SUARA GARUT - Kabupaten Bogor memiliki daya tarik tersendiri selain pesona alamnya yang indah, ternyata menyimpan kisah penomenal.
Selain Pesona Alam yang ciamik, di Kabupaten Bogor juga banyak desa wisata yang membuat pelancong betah berlama-lama tinggal disana.
Kondisi ini, ditambah dengan adanya kisah fenomenal yang membuat para lelaki jomblo tidak ingin pulang.
Desa yang mengundang daya tarik para pelancong itu bernam Desa ciburayut, Kecamatan Cigombong, Kabupaten Bogor.
Desa ini sangat fenomenal lantaran dijuluki dengan nama Kampung Janda.
Di Desa Ciburayut ini terdapat 30 keluarga yang dipimpin oleh janda, dari 65 kepala keluarga.
Oleh karenanya, kampung ini disebut sebagai kampung janda.
Pantauan garut.suara.com, dari chanel YouTube Wajah Wisata Wonderful, disebutkan di Kampung Janda, para pengunjung Pria enggan kembali pulang.
Berada di kaki gunung salak dan gunung gede pangrango, sebagian besar pria di sana bekerja sebagai penambang pasir, baik dari menggali dan menyaring pasir, hingga pemecah batu.
Baca Juga: Karyawati Diduga Dieksploitasi Seksual di Cikarang, Kemenkumham Koordinasi dengan Kemenaker
Kehidupan masyarakat yang berada di garis kemiskinan, mengharuskan mereka menambang pasir demi mencari nafkah untuk keluarga.
Sering terjadinya longsor di area kerja membuat jatuhnya banyak korban, tak heran banyak perempuan mendadak jadi janda lantaran kematian suaminya.
Faktor penyebab lain, mengenai banyaknya janda di desa ini ialah, pernikahan dini yang marak terjadi.
Menikah di usia muda memang cukup rentan akan perceraian. Pola pikir dan emosi yang masih labil, ditambah dengan kondisi ekonomi yang serba terjepit, kerap memicu pertengkaran berujung talak.
Nikah muda di desa ini terjadi karena rendahnya pendidikan.
Maklum saja, sebagian warga Desa Ciburayut hanyalah tamatan SD, bahkan di sana ada perempuan berusia 17 tahun yang sudah menjanda dua kali.
Maka jangan heran jika Anda menemukan janda berusia muda di sana, desa ini konon juga kerap menjadi 'magnet' destinasi bagi lelaki yang hendak mencari jodoh, bahkan betah berlama-lama di sana.

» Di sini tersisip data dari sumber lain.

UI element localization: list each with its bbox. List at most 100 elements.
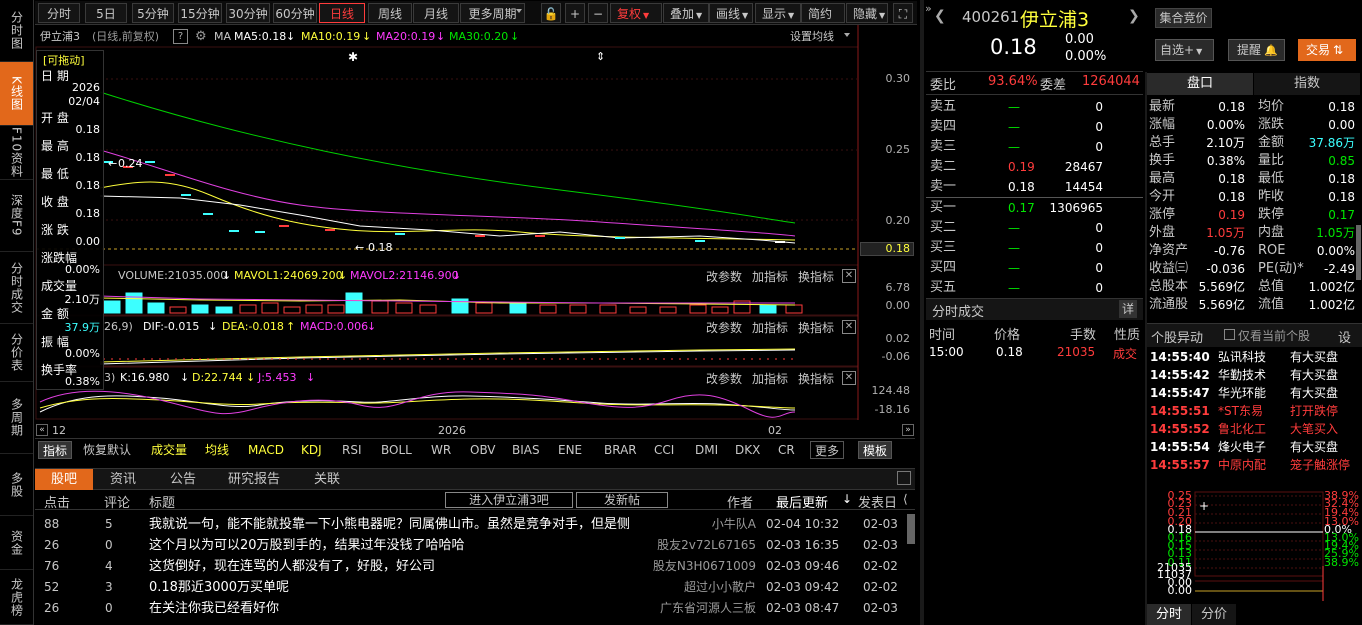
forum-author[interactable]: 股友N3H0671009 [653, 556, 756, 577]
indicator-tab[interactable]: KDJ [301, 441, 322, 459]
indicator-tab[interactable]: MACD [248, 441, 284, 459]
alert-row[interactable]: 14:55:57 中原内配 笼子触涨停 [1150, 456, 1360, 474]
orderbook-row[interactable]: 卖二 0.19 28467 [930, 157, 1143, 177]
orderbook-row[interactable]: 卖四 — 0 [930, 117, 1143, 137]
forum-author[interactable]: 股友2v72L67165 [657, 535, 756, 556]
panel-control-1[interactable]: 加指标 [752, 268, 788, 285]
indicator-tab[interactable]: DMI [695, 441, 718, 459]
panel-control-2[interactable]: 换指标 [798, 319, 834, 336]
alert-row[interactable]: 14:55:47 华光环能 有大买盘 [1150, 384, 1360, 402]
indicator-tab[interactable]: CCI [654, 441, 674, 459]
forum-tab[interactable]: 公告 [154, 469, 212, 490]
panel-control-0[interactable]: 改参数 [706, 268, 742, 285]
orderbook-row[interactable]: 买二 — 0 [930, 218, 1143, 238]
alert-stock[interactable]: 华勤技术 [1218, 366, 1266, 384]
prev-stock-icon[interactable]: ❮ [934, 8, 946, 24]
panel-divider[interactable] [920, 0, 924, 625]
alerts-settings-button[interactable]: 设 [1338, 327, 1351, 346]
forum-title-link[interactable]: 我就说一句，能不能就投靠一下小熊电器呢？同属佛山市。虽然是竞争对手，但是侧 [149, 514, 630, 535]
indicator-tab[interactable]: RSI [342, 441, 362, 459]
close-icon[interactable]: ✕ [842, 269, 856, 283]
side-tab[interactable]: 多股 [0, 454, 33, 516]
side-tab[interactable]: 分时成交 [0, 252, 33, 324]
panel-control-1[interactable]: 加指标 [752, 319, 788, 336]
next-stock-icon[interactable]: ❯ [1128, 8, 1140, 24]
panel-control-2[interactable]: 换指标 [798, 268, 834, 285]
alert-row[interactable]: 14:55:52 鲁北化工 大笔买入 [1150, 420, 1360, 438]
forum-title-link[interactable]: 这货倒好，现在连骂的人都没有了，好股，好公司 [149, 556, 435, 577]
forum-author[interactable]: 小牛队A [712, 514, 756, 535]
only-current-checkbox[interactable] [1224, 329, 1235, 340]
indicator-tab[interactable]: 更多 [810, 441, 845, 459]
indicator-tab[interactable]: WR [431, 441, 451, 459]
alert-stock[interactable]: 中原内配 [1218, 456, 1266, 474]
mini-chart-tab[interactable]: 分价 [1192, 604, 1236, 625]
indicator-tab[interactable]: BRAR [604, 441, 637, 459]
indicator-tab[interactable]: 模板 [858, 441, 893, 459]
indicator-tab[interactable]: 恢复默认 [83, 441, 131, 459]
indicator-tab[interactable]: BIAS [512, 441, 540, 459]
orderbook-row[interactable]: 卖一 0.18 14454 [930, 177, 1143, 197]
auction-badge[interactable]: 集合竞价 [1155, 8, 1212, 28]
side-tab[interactable]: K线图 [0, 62, 33, 126]
data-tooltip[interactable]: [可拖动] 日 期 2026 02/04 开 盘 0.18 最 高 0.18 最… [36, 50, 104, 390]
expand-icon[interactable] [897, 471, 911, 485]
side-tab[interactable]: 深度F9 [0, 180, 33, 252]
forum-author[interactable]: 超过小小散户 [684, 577, 756, 598]
close-icon[interactable]: ✕ [842, 320, 856, 334]
side-tab[interactable]: 分价表 [0, 324, 33, 382]
forum-title-link[interactable]: 这个月以为可以20万股到手的，结果过年没钱了哈哈哈 [149, 535, 465, 556]
side-tab[interactable]: 资金 [0, 516, 33, 570]
close-icon[interactable]: ✕ [842, 371, 856, 385]
alert-stock[interactable]: 鲁北化工 [1218, 420, 1266, 438]
scroll-left-icon[interactable]: « [36, 424, 48, 436]
indicator-tab[interactable]: 指标 [38, 441, 73, 459]
orderbook-row[interactable]: 买一 0.17 1306965 [930, 198, 1143, 218]
add-watchlist-button[interactable]: 自选+ ▼ [1155, 39, 1214, 61]
forum-row[interactable]: 26 0 在关注你我已经看好你 广东省河源人三板 02-03 08:47 02-03 [35, 598, 915, 619]
alert-row[interactable]: 14:55:42 华勤技术 有大买盘 [1150, 366, 1360, 384]
panel-control-0[interactable]: 改参数 [706, 319, 742, 336]
alert-stock[interactable]: *ST东易 [1218, 402, 1263, 420]
indicator-tab[interactable]: ENE [558, 441, 582, 459]
forum-tab[interactable]: 资讯 [96, 469, 150, 490]
forum-row[interactable]: 52 3 0.18那近3000万买单呢 超过小小散户 02-03 09:42 02-02 [35, 577, 915, 598]
panel-control-1[interactable]: 加指标 [752, 370, 788, 387]
side-tab[interactable]: 多周期 [0, 382, 33, 454]
mini-chart-tab[interactable]: 分时 [1147, 604, 1191, 625]
alert-row[interactable]: 14:55:40 弘讯科技 有大买盘 [1150, 348, 1360, 366]
side-tab[interactable]: 分时图 [0, 0, 33, 62]
orderbook-row[interactable]: 卖五 — 0 [930, 97, 1143, 117]
alert-stock[interactable]: 华光环能 [1218, 384, 1266, 402]
indicator-tab[interactable]: OBV [470, 441, 496, 459]
double-arrow-icon[interactable]: » [925, 2, 932, 15]
quote-tab[interactable]: 盘口 [1147, 73, 1253, 95]
panel-control-2[interactable]: 换指标 [798, 370, 834, 387]
scroll-right-icon[interactable]: » [902, 424, 914, 436]
alert-button[interactable]: 提醒 🔔 [1228, 39, 1285, 61]
orderbook-row[interactable]: 买五 — 0 [930, 278, 1143, 298]
trades-detail-button[interactable]: 详 [1119, 300, 1137, 318]
alert-stock[interactable]: 弘讯科技 [1218, 348, 1266, 366]
forum-tab[interactable]: 股吧 [35, 469, 93, 490]
forum-row[interactable]: 76 4 这货倒好，现在连骂的人都没有了，好股，好公司 股友N3H0671009 02-… [35, 556, 915, 577]
side-tab[interactable]: 龙虎榜 [0, 570, 33, 625]
forum-row[interactable]: 26 0 这个月以为可以20万股到手的，结果过年没钱了哈哈哈 股友2v72L67165… [35, 535, 915, 556]
indicator-tab[interactable]: 成交量 [151, 441, 187, 459]
indicator-tab[interactable]: 均线 [205, 441, 229, 459]
forum-row[interactable]: 88 5 我就说一句，能不能就投靠一下小熊电器呢？同属佛山市。虽然是竞争对手，但是侧… [35, 514, 915, 535]
trade-button[interactable]: 交易 ⇅ [1298, 39, 1356, 61]
alert-row[interactable]: 14:55:54 烽火电子 有大买盘 [1150, 438, 1360, 456]
indicator-tab[interactable]: DKX [735, 441, 760, 459]
orderbook-row[interactable]: 卖三 — 0 [930, 137, 1143, 157]
quote-tab[interactable]: 指数 [1254, 73, 1360, 95]
forum-author[interactable]: 广东省河源人三板 [660, 598, 756, 619]
forum-title-link[interactable]: 0.18那近3000万买单呢 [149, 577, 289, 598]
orderbook-row[interactable]: 买四 — 0 [930, 258, 1143, 278]
indicator-tab[interactable]: BOLL [381, 441, 412, 459]
forum-tab[interactable]: 研究报告 [216, 469, 292, 490]
side-tab[interactable]: F10资料 [0, 126, 33, 180]
alert-stock[interactable]: 烽火电子 [1218, 438, 1266, 456]
forum-title-link[interactable]: 在关注你我已经看好你 [149, 598, 279, 619]
orderbook-row[interactable]: 买三 — 0 [930, 238, 1143, 258]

Tak dipungkiri, jika kampung janda di Bogor ini menyimpan banyak persoalan sosial yang menjadi pekerjaan rumah khususnya bagi pemerintah daerah.
Faktor ekonomi, ketersediaan lapangan kerja, hingga aspek pendidikan sejatinya diberi perhatian lebih.

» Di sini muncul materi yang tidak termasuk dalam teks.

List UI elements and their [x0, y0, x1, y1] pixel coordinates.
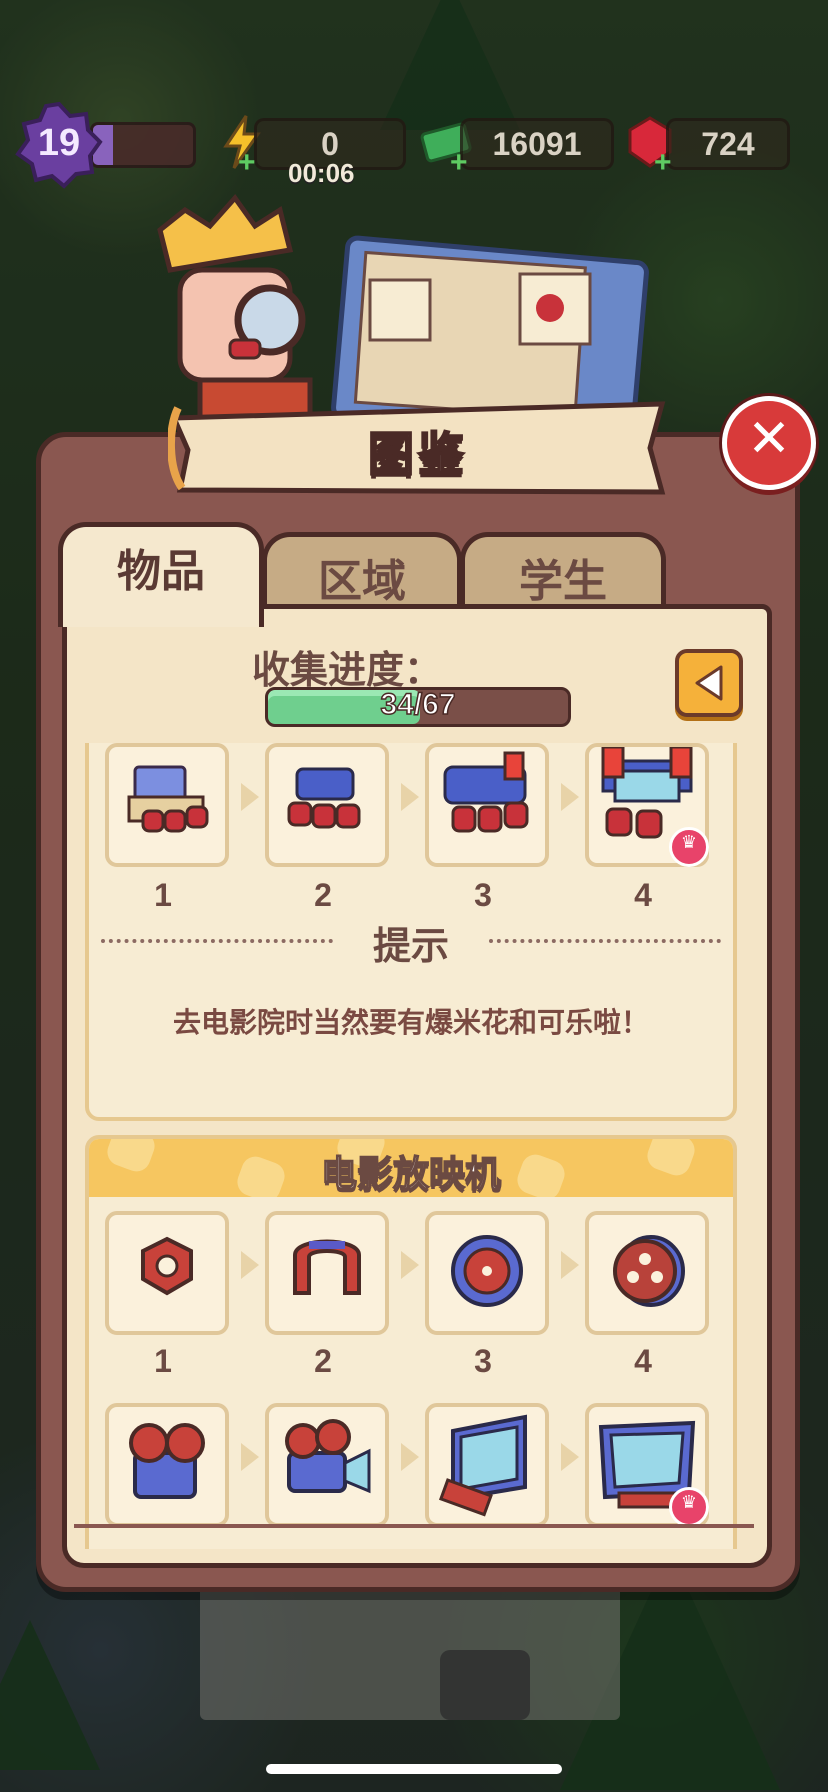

Jika pendidikan di desa ini sudah terakomodir dengan baik, lapangan kerja memadai, maka lambat laun permasalahan kampung janda pun akan teratasi.
Denyut perekonomian masyarakat pun kembali hidup, di balik namanya yang unik, kampung janda ternyata menyimpan keprihatinan yang harus segera dicarikan solusinya. (*)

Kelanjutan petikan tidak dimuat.